After all, if there were nothing in this episode of merit, I would have ended the review a few paragraphs ago. But there’s material here worth mining, and part of the fun of writing about a show like this on a weekly basis is that there’s the time to do this type of mining. If you just want to complain about the Target stuff, that’s your right. That placement got us an episode we may not have gotten otherwise. That placement meant that all the stories in tonight’s episode were overcrowded, but there was still progression on the Laurie/Travis front, the reintroduction of Mayor Andy, and the introduction of the “vault” concept. There could have been a lot more to this episode, but that’s hardly nothing.

Stray observations:

  • This week’s title card gag: “Welcome to Cougar Town. This episode was written by the absolute worst writers we have on staff.” The website that follows takes you to a series of videos that TBS has been running involving new writers Brad Morris and Emily Wilson, who have been positioned as clueless idiots that constantly harass the cast.
  • I can’t imagine how confused people watching this show on DVR are going to be trying to figure out what’s the show and what’s a Target commercial. If this actually forces people to watch the entire episode without fast-forwarding, God help us all when season five takes place entirely in an IKEA.

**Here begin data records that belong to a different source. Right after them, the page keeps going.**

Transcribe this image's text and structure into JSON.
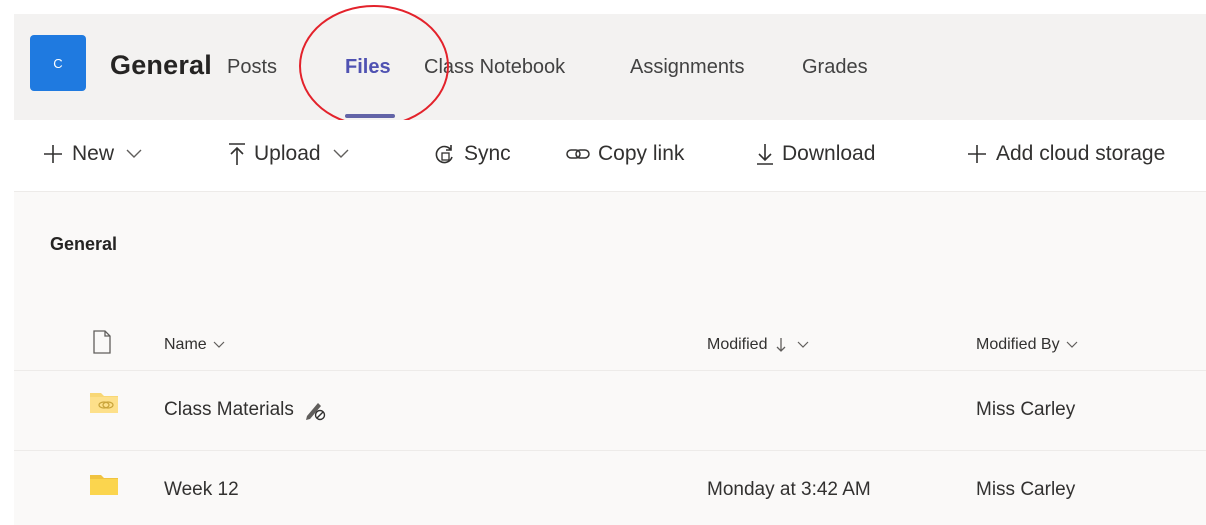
{
  "header": {
    "avatar_letter": "C",
    "channel_title": "General",
    "tabs": [
      {
        "label": "Posts"
      },
      {
        "label": "Files"
      },
      {
        "label": "Class Notebook"
      },
      {
        "label": "Assignments"
      },
      {
        "label": "Grades"
      }
    ],
    "active_tab": "Files",
    "accent_color": "#6264a7",
    "annotation_color": "#e3222b"
  },
  "toolbar": {
    "new_label": "New",
    "upload_label": "Upload",
    "sync_label": "Sync",
    "copy_link_label": "Copy link",
    "download_label": "Download",
    "add_cloud_label": "Add cloud storage"
  },
  "breadcrumb": "General",
  "table": {
    "columns": {
      "name": "Name",
      "modified": "Modified",
      "modified_by": "Modified By"
    },
    "sort": "modified-descending",
    "rows": [
      {
        "name": "Class Materials",
        "icon": "shared-folder-icon",
        "modified": "",
        "modified_by": "Miss Carley",
        "locked": true
      },
      {
        "name": "Week 12",
        "icon": "folder-icon",
        "modified": "Monday at 3:42 AM",
        "modified_by": "Miss Carley",
        "locked": false
      }
    ]
  }
}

  • I kind of want a hi-res picture of the Vault Diagram as my screensaver.
  • I’m not fond of meta in my Cougar Town, so the fact that both Josh Hopkins and Ian Gomez were once in Alanis Morissette videos is amusing, but nothing I needed to see in-episode. Then again, I’m sure for many that this was the highlight of the episode. Different strokes. (I love all of you regardless of your opinion on the insertion of “Unsent” in this episode.)
  • “But Bill Lawrence did this with Neil Flynn on Scrubs!” cry some after reading that bullet. True, but the revelation that the Janitor was in The Fugitive actually paid off, since J.D. needed to believe that the Janitor once had a better life than the one he did in that show’s present day. That meta-based revelation worked on a character level. The Alanis stuff tonight was just a gag thrown in purely for laughs. Again, mileage may vary on how funny it was. But what Scrubs did and Cougar Town did in this case are very different, regardless of how successful you view their executions.

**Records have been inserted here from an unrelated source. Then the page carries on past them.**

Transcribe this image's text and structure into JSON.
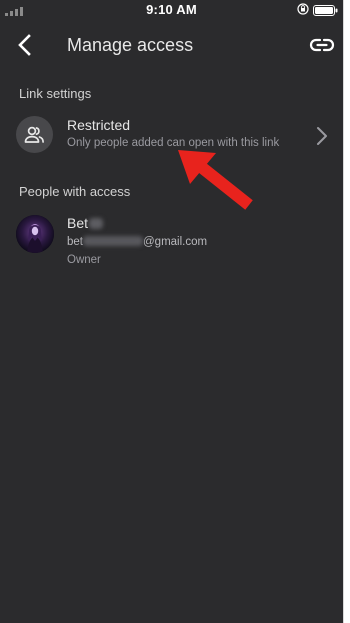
{
  "status_bar": {
    "time": "9:10 AM"
  },
  "header": {
    "title": "Manage access",
    "back_icon": "chevron-left-icon",
    "link_icon": "link-icon"
  },
  "link_settings": {
    "section_label": "Link settings",
    "access_level": "Restricted",
    "description": "Only people added can open with this link",
    "icon": "people-icon"
  },
  "people_with_access": {
    "section_label": "People with access",
    "people": [
      {
        "name_visible": "Bet",
        "email_prefix": "bet",
        "email_domain": "@gmail.com",
        "role": "Owner"
      }
    ]
  },
  "colors": {
    "background": "#2b2b2d",
    "annotation_arrow": "#e8231d",
    "primary_text": "#e6e6e6",
    "secondary_text": "#9a9aa0"
  }
}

  • Co-creator Kevin Biegel doing “Seinfeld Guy” in the Hawaii-centric episodes that ended season two? Funny. The running series of Seinfeld jokes tonight? Less so.

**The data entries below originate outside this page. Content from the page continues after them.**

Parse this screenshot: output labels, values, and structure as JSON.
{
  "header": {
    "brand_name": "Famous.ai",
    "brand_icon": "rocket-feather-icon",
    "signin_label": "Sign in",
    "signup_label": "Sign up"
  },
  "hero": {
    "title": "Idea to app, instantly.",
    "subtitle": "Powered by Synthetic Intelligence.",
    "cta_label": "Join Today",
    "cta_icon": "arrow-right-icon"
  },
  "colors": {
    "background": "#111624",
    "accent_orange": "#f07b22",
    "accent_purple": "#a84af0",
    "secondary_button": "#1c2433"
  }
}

  • How is “Crazy Bitch Whisperer” not a hired position on 90 percent of all reality shows?
  • “You gotta come home. It finally happened. Where are our passports?” I love that Andy and Ellie have gamed out a scenario in which Laurie ends up dead on their floor.
  • Lynn drinks her gin and tonics out of a beer mug.
  • Ellie had the ol’ “seven/four” split when it came to her toes upon birth. So, sleep well thinking about that, America!
  • Jules’ revelation that she doesn’t like Grayson’s daughter would have been too mean by half if we had actually seen Tampa this season. As such, that was a really harsh line all the same.